Depois me contou uns segredos do sabiá, querendo saber se,
será, que poderia voar um dia? (eu sabia)

chegando aqui ela se deitava na minha rede, pedia um cafuné
e comia bolinho quente com café, eu amava e amava (eu queria)

e ficavamos assim, juntos feito dois irmãos incestuosos (eu fingia)
a se balançar...

- S

perceber

você imagine sentar numa pedra
quente e frio juntos, pois é meio dia
em cima da serra

imagine também ver o mundo passar
numa tarde inteira de boas companhias
enquando você se transborda pelas águas
d'uma cachoeira

o céu, o chão, um só com você
chegar, sair, entrar, fechar e abrir
mil e uma possibilidades incontáveis
feche os olhos e verá.

é tudo uma questão de percepção.

- S

"selinho"

Eles trepavam e então depois ela punha aquele vestidinho esvoaçante,
ficava sem calçinha mesmo e dizia: "já é tarde meu bem"

Subia com leveza na bicicletinha amarela a fim de ir pra casa antes que noite fosse.
a calçinha guardada no bolso do peito esquerdo do vestido. Tinha sempre uma
flor no cabelo.

Dava um belo sorriso, os dentes pérola, para depois arrancar subindo a rua, dando
uma volta na esquina para soprar-me um beijo.

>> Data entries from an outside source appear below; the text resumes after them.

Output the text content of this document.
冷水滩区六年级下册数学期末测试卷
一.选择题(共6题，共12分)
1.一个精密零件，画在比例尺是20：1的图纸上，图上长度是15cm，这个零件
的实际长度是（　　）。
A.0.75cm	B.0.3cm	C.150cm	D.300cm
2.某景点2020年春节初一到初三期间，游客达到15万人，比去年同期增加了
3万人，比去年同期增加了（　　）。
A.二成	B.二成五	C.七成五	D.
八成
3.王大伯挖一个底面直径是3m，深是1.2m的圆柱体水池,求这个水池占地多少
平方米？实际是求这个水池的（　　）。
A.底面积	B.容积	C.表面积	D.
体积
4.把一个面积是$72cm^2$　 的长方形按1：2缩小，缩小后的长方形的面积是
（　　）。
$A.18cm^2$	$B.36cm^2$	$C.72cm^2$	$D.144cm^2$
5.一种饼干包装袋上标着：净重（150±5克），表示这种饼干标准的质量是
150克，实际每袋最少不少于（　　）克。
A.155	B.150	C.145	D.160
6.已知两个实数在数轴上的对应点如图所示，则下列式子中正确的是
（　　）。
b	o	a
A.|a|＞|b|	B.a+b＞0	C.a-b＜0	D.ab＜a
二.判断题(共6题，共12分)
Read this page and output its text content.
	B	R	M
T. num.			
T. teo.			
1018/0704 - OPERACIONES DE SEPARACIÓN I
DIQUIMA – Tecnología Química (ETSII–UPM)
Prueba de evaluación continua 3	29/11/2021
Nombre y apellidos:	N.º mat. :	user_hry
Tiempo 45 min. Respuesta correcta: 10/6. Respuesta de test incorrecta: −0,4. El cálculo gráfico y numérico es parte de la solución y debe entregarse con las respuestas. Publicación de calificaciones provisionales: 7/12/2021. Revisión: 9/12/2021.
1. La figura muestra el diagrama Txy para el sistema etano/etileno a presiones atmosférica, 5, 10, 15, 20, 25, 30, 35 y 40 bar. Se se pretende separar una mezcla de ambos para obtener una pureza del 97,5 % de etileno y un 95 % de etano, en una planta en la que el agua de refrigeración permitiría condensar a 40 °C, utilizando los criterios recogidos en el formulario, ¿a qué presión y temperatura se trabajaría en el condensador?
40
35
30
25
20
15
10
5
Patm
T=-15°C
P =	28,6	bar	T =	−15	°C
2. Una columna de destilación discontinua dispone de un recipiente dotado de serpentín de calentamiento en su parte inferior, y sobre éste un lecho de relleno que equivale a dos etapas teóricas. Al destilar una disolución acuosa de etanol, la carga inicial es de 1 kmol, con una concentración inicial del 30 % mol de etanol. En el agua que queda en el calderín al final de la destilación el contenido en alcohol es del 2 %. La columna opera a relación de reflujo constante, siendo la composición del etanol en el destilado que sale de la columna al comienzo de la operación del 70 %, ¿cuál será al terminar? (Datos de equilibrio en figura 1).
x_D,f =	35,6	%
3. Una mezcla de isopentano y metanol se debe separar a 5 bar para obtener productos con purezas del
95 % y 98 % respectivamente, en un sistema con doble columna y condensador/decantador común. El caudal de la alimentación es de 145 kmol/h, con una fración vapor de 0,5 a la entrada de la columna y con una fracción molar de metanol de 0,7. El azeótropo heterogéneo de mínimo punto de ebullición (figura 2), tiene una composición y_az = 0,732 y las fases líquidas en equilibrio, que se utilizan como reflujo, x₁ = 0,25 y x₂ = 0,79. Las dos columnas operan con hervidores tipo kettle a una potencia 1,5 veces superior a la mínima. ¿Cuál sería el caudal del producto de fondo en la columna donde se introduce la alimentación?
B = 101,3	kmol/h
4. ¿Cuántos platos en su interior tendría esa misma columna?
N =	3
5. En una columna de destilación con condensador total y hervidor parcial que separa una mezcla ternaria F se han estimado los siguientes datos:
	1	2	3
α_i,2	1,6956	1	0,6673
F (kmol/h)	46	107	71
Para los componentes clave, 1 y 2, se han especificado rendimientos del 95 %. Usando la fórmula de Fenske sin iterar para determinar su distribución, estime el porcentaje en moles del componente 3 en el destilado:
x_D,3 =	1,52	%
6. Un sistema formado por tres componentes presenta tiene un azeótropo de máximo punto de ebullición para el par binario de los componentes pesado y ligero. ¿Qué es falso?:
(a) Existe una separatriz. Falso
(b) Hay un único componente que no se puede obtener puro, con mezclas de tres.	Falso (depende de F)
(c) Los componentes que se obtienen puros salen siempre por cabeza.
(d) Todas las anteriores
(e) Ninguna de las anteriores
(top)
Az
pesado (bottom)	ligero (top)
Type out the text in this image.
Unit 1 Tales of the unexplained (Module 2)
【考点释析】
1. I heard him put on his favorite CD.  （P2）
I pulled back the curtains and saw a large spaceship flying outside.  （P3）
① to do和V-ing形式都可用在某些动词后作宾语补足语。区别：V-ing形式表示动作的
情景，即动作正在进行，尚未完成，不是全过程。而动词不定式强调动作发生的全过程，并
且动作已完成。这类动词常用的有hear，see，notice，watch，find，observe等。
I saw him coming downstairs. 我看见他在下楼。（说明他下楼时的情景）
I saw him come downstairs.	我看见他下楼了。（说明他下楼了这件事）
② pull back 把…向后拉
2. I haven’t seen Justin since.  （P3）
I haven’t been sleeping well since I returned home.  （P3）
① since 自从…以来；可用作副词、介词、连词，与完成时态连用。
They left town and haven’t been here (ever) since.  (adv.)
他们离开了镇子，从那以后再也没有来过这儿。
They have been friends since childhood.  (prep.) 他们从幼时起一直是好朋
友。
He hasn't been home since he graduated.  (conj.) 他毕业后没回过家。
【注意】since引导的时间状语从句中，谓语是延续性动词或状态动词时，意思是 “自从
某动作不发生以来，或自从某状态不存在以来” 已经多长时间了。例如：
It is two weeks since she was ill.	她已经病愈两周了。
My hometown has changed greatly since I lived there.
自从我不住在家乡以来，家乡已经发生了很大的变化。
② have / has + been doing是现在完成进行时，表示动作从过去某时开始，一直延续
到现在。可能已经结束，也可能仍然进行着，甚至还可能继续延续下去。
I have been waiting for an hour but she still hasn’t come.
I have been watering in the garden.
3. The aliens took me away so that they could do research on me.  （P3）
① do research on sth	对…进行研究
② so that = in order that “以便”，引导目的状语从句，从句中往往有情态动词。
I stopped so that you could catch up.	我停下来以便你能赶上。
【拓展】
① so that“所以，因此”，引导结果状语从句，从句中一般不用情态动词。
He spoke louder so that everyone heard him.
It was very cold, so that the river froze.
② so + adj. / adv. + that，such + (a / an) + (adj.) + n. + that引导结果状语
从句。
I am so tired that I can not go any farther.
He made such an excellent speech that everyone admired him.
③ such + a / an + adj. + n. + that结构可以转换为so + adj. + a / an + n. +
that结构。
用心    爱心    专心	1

Nessas horas eu dava tudo pra ser o selim da bicicleta para, em meio ao sobe e desce
que eram suas pernas, no esforço calorento, suor e gozo,

Ser o intrumento principal da sinfonia que acontecia todo dia, por volta das cinco,
debaixo do vestido dela.

- S

beijo de adeus

vem comigo vem no trem, dizia o som para ela
enquanto isso um almirante de barba doce beijava-lhe o pesçoco,
fazendo arrepiar todos aqueles os pelinhos pelo corpo; braço esquerdo
a mão que ela escrevia, o corpo contorcia

e iam no trem passando por pastagens verdessuíço, cheia de vaquinhas
todas elas chocolate branco e preto, manchinhas. ela aguardava ver o mar,
passeando com o almirante pelas águas de seu corpo
pelas águas d'uma imensidão azul onde nada se desconhecia

e fugiriam pelos bosques do mar onde não lhes reconheceriam.
acordando ela soprou-lhe um beijo, desceu na estação rodoviária
e ele foi para o interior.

- S

na casa da velhota

cansada, dôr muscular. bosta
há dias ela dorme mal e não sabe mais falar.
há dias ela desencanta, não entende, e tenta controlar

comprou flores novas para a janela,
colocou veneno para ratos na varanda,
varreu mal e porcamente o chão, como se fosse meio cega

deitou na sua nova rede azul, a única peça reluzente no local,
comeu um bom-bom de alcaçuz enquanto folheava livros antigos cheirando a mofo,

sonhou que tomava banho de cachoeira e acordou de cabelos brancos.

- S

na mesinha do bar, S, K&Y

eu perplexo quando co(n)exo
nós (re)flexo, logo conecto
no sabor ex(r)ótico dos redores

***

era um mar de mangueiras
verdes de cair
do céu
azul
nuvem, vento em tela cheia
firmamento, ornamento, o ar floreia
no papel
na minha veia e, desnorte!
o ar candeia

***

sob chão de falsa pedra,
concreta maresia,
o mar anseia
(ver)(ti)gem
ti gen-te.

(nada como escrever em exercício com os amigos)

-S

l'amour

"Inviolável, mútuo, o amor pode ser, por vezes, inabalável; sólido como o concreto sob nossos pés, nesta cidade de pedras e maresia, como a atitude de quem enxerga, a passos rápidos, o seu lugar. Pelas trilhas tortuosas um esgar, fresta por muito iluminada e iluminante sempre guia nossas escolhas e assim caminhamos lá e cá, hora numa escuridão hora num clarão de meio-dia, podendo a esmo seguir na fé individual absoluta nessa labuta diária, parando apenas para sorver uma taça de lucidez, quando for conveniente, ou quando se faz necessário. Vez por outra um tropeço, susto, queda, mas a solidez do sentimento é linear, alva e concreta, parte inegável do nosso ser".

- S

Diálogo Mental da Menina Sem Cor

Senta. Engole. Cospe. Quem esfacela minhas tranças? Não importa. Ele tem a cor da sarjeta e seus olhos são sangue do vício.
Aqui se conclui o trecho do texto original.